Pump Aid’s different approach—selling pumps to those in need rather than donating—comes from finding that when people pay for the pumps, they tend to last longer and run better than if the pump had been donated.
“We found that when people invest in something, they tend to look after it,” Marsh said. “We think injecting some financial reward into the provision of social goods isn’t a bad thing because we’ve been trying it without for 30 years and things have gotten worse. So, we need to incentivize the people and, clearly, people are incentivized by money.”
Over 20 years, engineering organization Water Mission has helped to provide safe water access to 7 million people in 57 countries with both long- and short-term results. “We’ll go into a community and look at what the needs are and then we’ll design a solution,” said CEO and President George C. Greene IV.
Long-term solutions can include everything from solar-powered pumping systems and wells to potable water chlorinators.

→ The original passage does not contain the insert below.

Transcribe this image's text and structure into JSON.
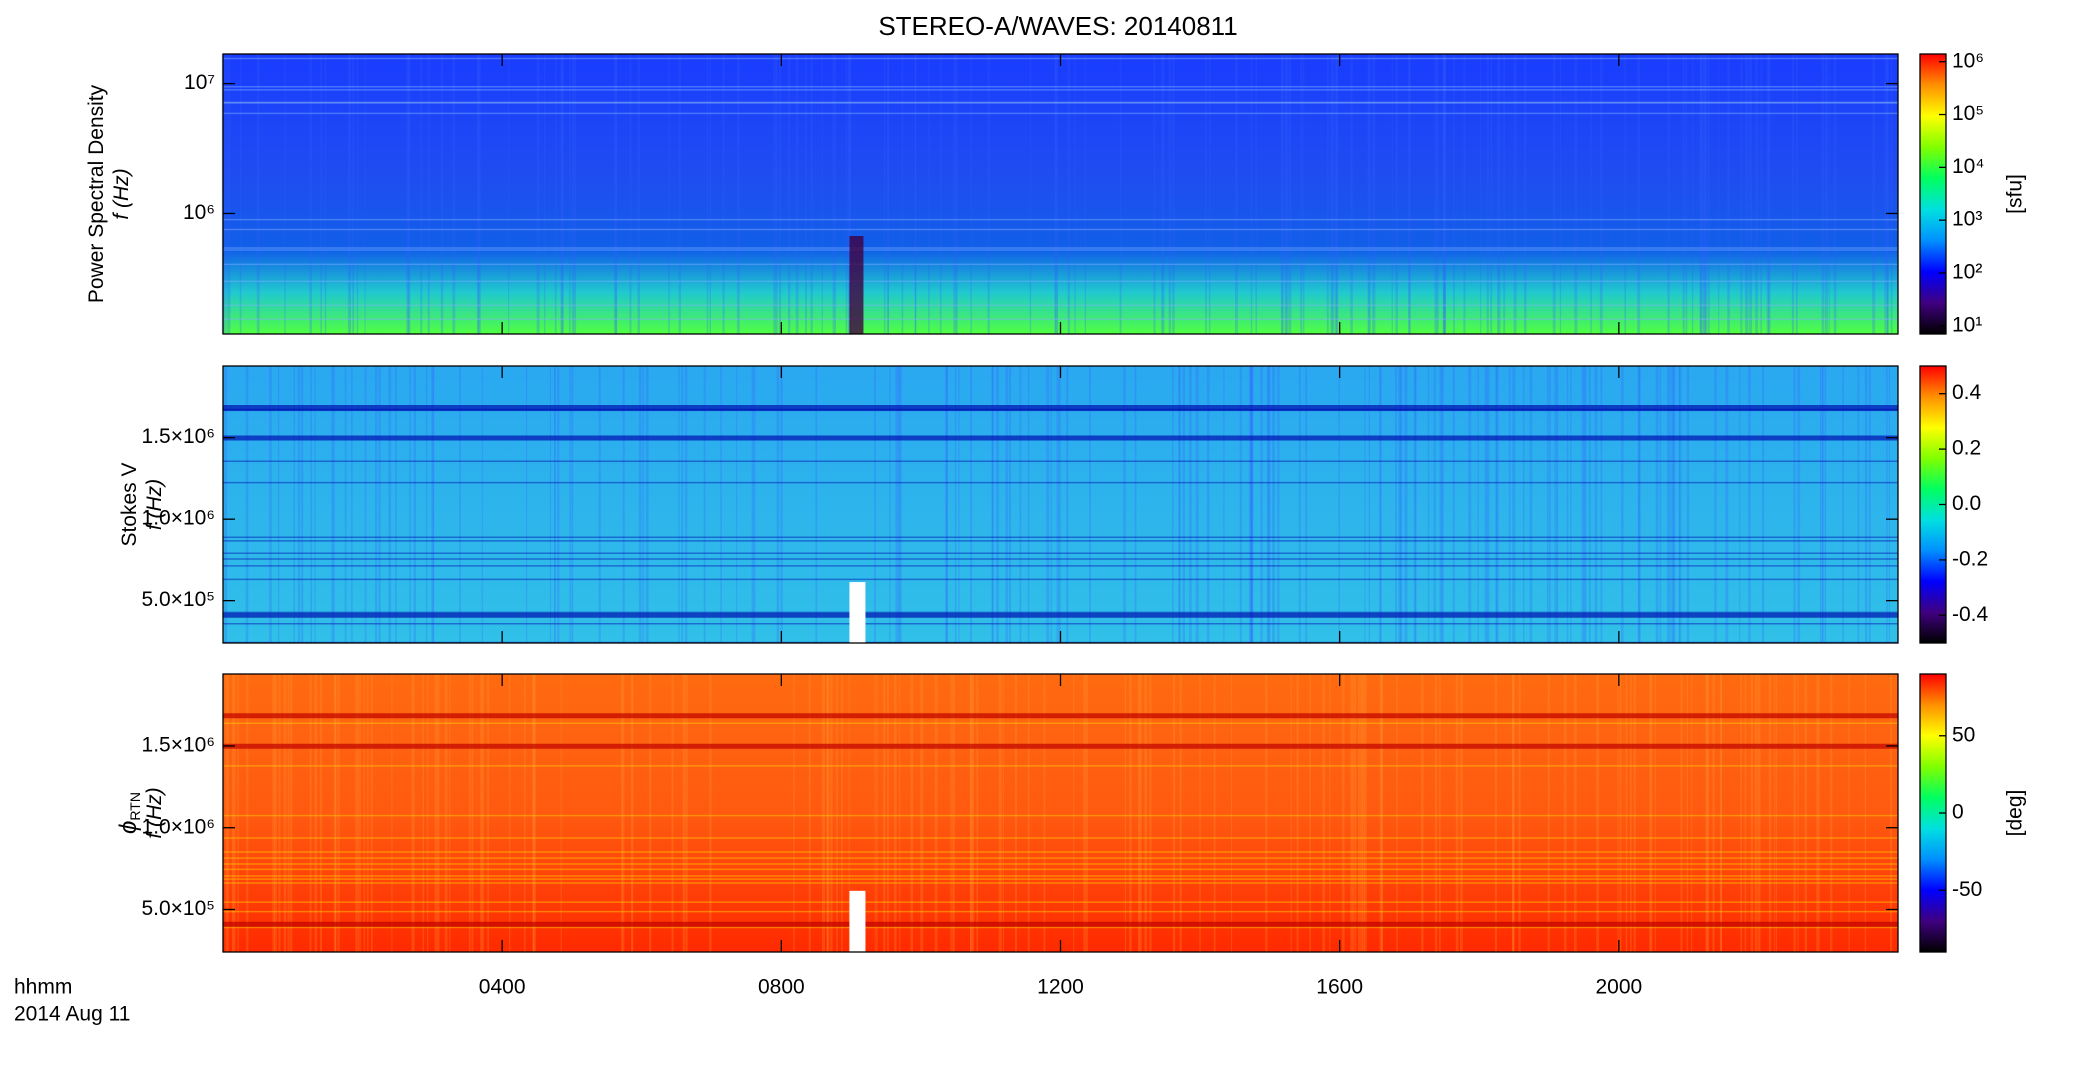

Most projects center around community access points. “We’re looking to get 80% of the community within less than 100 yards of an access point,” Greene said.
Water Mission also provides more short-term help through disaster relief with its Living Water Treatment System (LWTS): a miniature, easy-to-transport water treatment plant capable of cleaning 10,000 gallons of water a day. The organization recently responded to the hurricanes in Honduras last November and the winter storm plumbing problems in Texas in February.
Just A Drop works in six countries, half of them in Africa, and offers a variety of solutions for improving access to safe drinking water, depending on what the environment demands: rainwater tanks, hand pumps, wells, dams, BioSand filters and water distribution systems.
Organization members also train locals on how to repair and maintain solutions put in place.
The organization especially focuses on community-led projects. “We don’t tell the community what they need, they tell us,” said Brendan Hanlon, head of fundraising and communications at Just A Drop. “Community involvement leads to sustainability.”
Hanlon explained that access to water can change a life in many ways. For example, putting a rainwater harvesting tank onto a school means the children will attend more regularly because they’re not out collecting water or getting sick from drinking dirty water. They can concentrate better in class because they’re better fed since there’s more water for farming and cooking. Then, their exam performance improves.
“It transforms lives,” Hanlon said. “It’s a brilliant thing to see, and I feel very privileged to play a role in that.”